The history of the parrot in art also plays a significant role in interpreting Laurianne’s oeuvre. Traditionally the exotic subjects of natural history illustration, parrots have an uncanny ability to imitate and mock human behaviour. They chatter, coo, click, cackle, shout, growl and laugh. They talk back to us. Personification of this colourful beast in art was common in the fifteenth century, when it was associated with the Virgin Mary. Works such as Jan Van Eyck's “The Virgin and Child with Canon van der Paele” and Albrecht Dürer's “Adam and Eve” exemplify this association. The underlying reasoning is one of analogy: if a bird can speak and imitate people, then the same miracle must apply to a Virgin who can be impregnated by the Divine. 

Parrots also frequently appear in art history alongside women as caged birds. They can be used to represent materiality, wealth and trade. The species gained its notoriety as a pirate’s companion in the centuries of European imperial conquest in the Southern Hemisphere. A contemporary art reference of this type is Rodney Graham’s 1997 video, “Vexation Island”. The protagonist is condemned to the Sisyphean fate of being hit on the head with a coconut and passing out over and over again, with the lone parrot as his only comic witness. Parrots are often depicted as self-stylized pets, part of a personal theatre of dressing up. 

These multiple historical references are just the beginning of exploring the theatre of Laurianne's making. Over the ten-year history of her work, Laurianne Simon's relationship to abstraction has evolved. Her earlier paintings were almost completely abstract. They consisted of compositions of squares and rectangles in which figuration played only the tiniest fraction of a part, underneath the surface. Many different textures and movements showed through the paint. Today, Laurianne's relationship to figuration has inversed. Paintings such as “The Paradox of the Doll and the Hen...” and “That is All” are monumental in their presentation of a personal play of characters. There is a strong sense of celebration and joy in their progression. 

The more Laurianne paints, the more her personality as an artist is revealed. She is someone who lives her emotions very intensely, with her body in the center. When she smiles, she beams. Her laugh is charged, explosive and passionate. When she speaks, the words come straight from her heart and from her guts. She spares herself of nothing. In life, she fervently commits to every tactile and corporeal experience available. Giving birth to a child and building a family is integral to her personhood. What is beautiful to see in this exhibition is the progression of the artist in relation to her cohesive subject. What might seem in her studio as oddly crumpled up outliers—the shredded and repurposed pieces of canvas that have been styled into masks—turn out to make perfect sense given the artist’s search for identity and understanding of artifice. 

For Laurianne Simon, the act of painting is an act of giving life.

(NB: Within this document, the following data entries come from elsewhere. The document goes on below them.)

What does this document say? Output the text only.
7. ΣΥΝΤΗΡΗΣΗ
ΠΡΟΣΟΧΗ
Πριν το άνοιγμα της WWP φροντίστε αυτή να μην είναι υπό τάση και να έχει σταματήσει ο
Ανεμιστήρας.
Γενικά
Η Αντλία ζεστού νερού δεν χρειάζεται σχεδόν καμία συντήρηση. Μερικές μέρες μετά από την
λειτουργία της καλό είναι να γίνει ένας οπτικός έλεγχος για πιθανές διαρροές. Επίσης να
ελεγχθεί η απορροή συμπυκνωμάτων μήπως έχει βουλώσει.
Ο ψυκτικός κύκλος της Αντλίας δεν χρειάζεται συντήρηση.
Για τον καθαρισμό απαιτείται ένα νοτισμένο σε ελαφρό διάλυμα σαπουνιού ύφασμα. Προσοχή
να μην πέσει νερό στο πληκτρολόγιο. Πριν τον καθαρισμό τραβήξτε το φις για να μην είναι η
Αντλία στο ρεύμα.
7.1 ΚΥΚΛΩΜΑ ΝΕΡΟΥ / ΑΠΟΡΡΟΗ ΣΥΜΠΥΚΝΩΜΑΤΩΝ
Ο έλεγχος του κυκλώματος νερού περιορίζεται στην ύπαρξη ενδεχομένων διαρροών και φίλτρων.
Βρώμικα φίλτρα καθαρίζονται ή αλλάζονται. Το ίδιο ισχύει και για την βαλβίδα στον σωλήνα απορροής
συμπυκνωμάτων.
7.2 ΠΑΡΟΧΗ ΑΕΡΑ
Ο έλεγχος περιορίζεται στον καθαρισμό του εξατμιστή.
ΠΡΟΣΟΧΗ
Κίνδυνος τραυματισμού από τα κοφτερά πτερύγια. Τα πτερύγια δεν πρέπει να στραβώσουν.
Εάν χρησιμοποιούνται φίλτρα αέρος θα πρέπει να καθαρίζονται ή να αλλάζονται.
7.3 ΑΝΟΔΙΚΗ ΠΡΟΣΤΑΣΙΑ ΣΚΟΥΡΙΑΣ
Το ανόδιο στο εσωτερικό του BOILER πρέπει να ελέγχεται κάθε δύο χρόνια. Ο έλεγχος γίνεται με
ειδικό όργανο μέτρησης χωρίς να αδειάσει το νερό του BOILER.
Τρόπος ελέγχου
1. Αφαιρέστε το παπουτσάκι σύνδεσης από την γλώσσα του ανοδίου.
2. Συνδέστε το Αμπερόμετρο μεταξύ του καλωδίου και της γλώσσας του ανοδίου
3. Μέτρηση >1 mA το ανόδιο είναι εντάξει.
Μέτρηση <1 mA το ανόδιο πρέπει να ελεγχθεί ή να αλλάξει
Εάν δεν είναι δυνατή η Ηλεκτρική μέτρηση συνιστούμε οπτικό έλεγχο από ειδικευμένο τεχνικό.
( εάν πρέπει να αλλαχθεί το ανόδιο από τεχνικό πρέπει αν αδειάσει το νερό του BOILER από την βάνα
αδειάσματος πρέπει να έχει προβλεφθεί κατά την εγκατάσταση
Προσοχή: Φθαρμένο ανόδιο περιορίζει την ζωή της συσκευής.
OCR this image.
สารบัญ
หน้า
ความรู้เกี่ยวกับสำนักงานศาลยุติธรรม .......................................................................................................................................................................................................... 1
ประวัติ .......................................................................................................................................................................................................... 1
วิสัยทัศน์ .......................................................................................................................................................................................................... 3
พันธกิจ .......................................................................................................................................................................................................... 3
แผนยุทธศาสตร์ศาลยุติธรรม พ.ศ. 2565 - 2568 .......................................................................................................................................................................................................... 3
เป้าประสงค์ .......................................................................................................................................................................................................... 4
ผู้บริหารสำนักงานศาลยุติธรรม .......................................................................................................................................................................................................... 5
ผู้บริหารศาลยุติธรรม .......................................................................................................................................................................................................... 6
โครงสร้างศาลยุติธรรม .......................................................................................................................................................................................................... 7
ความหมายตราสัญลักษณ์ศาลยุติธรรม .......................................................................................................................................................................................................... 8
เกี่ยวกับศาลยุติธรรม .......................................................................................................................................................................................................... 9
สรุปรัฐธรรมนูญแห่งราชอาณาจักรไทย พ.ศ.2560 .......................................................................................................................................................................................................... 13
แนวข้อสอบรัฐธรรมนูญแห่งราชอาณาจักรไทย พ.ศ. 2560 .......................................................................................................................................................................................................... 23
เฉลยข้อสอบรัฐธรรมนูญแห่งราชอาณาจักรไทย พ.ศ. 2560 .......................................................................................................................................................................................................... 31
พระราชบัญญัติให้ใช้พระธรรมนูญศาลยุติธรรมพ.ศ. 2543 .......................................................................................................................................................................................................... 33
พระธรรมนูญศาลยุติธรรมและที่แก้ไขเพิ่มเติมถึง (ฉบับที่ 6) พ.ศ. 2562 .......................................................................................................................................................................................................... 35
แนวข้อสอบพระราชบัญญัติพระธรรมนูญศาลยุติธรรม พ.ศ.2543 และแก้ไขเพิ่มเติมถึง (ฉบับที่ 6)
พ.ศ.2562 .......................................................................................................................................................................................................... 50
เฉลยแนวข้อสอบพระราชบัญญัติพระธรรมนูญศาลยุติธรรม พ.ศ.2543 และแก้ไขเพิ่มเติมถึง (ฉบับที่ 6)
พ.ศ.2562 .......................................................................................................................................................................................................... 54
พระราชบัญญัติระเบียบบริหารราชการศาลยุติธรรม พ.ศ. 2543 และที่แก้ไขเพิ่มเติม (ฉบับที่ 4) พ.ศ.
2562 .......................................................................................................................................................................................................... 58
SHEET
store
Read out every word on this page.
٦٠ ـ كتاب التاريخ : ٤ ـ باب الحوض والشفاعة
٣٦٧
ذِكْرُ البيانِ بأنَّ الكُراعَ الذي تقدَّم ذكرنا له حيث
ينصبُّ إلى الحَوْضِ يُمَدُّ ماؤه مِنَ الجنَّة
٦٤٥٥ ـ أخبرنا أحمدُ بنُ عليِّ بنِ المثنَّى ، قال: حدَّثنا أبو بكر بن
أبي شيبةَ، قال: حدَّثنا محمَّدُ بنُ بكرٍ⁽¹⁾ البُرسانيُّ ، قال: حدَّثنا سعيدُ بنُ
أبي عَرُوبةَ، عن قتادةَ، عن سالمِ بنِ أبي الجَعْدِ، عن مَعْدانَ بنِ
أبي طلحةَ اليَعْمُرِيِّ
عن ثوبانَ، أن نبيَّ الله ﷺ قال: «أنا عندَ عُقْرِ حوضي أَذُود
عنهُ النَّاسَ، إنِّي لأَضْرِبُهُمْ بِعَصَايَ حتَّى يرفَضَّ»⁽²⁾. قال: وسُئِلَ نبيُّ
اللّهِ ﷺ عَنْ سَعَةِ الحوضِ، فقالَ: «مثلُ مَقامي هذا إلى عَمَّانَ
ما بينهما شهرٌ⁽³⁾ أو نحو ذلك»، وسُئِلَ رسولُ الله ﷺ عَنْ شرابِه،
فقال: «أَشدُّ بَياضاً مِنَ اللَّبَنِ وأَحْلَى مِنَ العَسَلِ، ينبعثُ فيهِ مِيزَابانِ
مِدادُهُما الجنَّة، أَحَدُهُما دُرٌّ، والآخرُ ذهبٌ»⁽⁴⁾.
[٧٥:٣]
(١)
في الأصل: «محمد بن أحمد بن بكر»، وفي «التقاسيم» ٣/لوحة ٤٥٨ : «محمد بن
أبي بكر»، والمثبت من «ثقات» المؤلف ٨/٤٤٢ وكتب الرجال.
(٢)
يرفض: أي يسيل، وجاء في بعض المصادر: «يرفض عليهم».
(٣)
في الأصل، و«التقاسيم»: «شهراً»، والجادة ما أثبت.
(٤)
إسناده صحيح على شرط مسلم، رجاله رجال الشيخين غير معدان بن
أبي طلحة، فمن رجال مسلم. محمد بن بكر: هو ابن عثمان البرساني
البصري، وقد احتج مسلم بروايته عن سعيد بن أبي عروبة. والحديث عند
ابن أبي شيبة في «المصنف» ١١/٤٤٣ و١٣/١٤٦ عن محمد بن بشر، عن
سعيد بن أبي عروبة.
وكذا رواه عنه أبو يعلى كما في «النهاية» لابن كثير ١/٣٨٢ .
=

Through artistic manipulation, inert materials rise to the challenge of depicting living matter that inevitably confronts the psyche of the maker. Just as parrots imitate humans, stare at them and laugh in their faces, the birds in Laurianne's canvases flaunt their power to be reckoned with. They reveal, they invoke, they play, and they revel in their self-styled mystery, daring us to admire them. In light of these new, figurative paintings that depict a progression of characters in different states of personal transformation, the parrot seems to beckon us, too, to put some paint on our faces and join in the intriguing parade.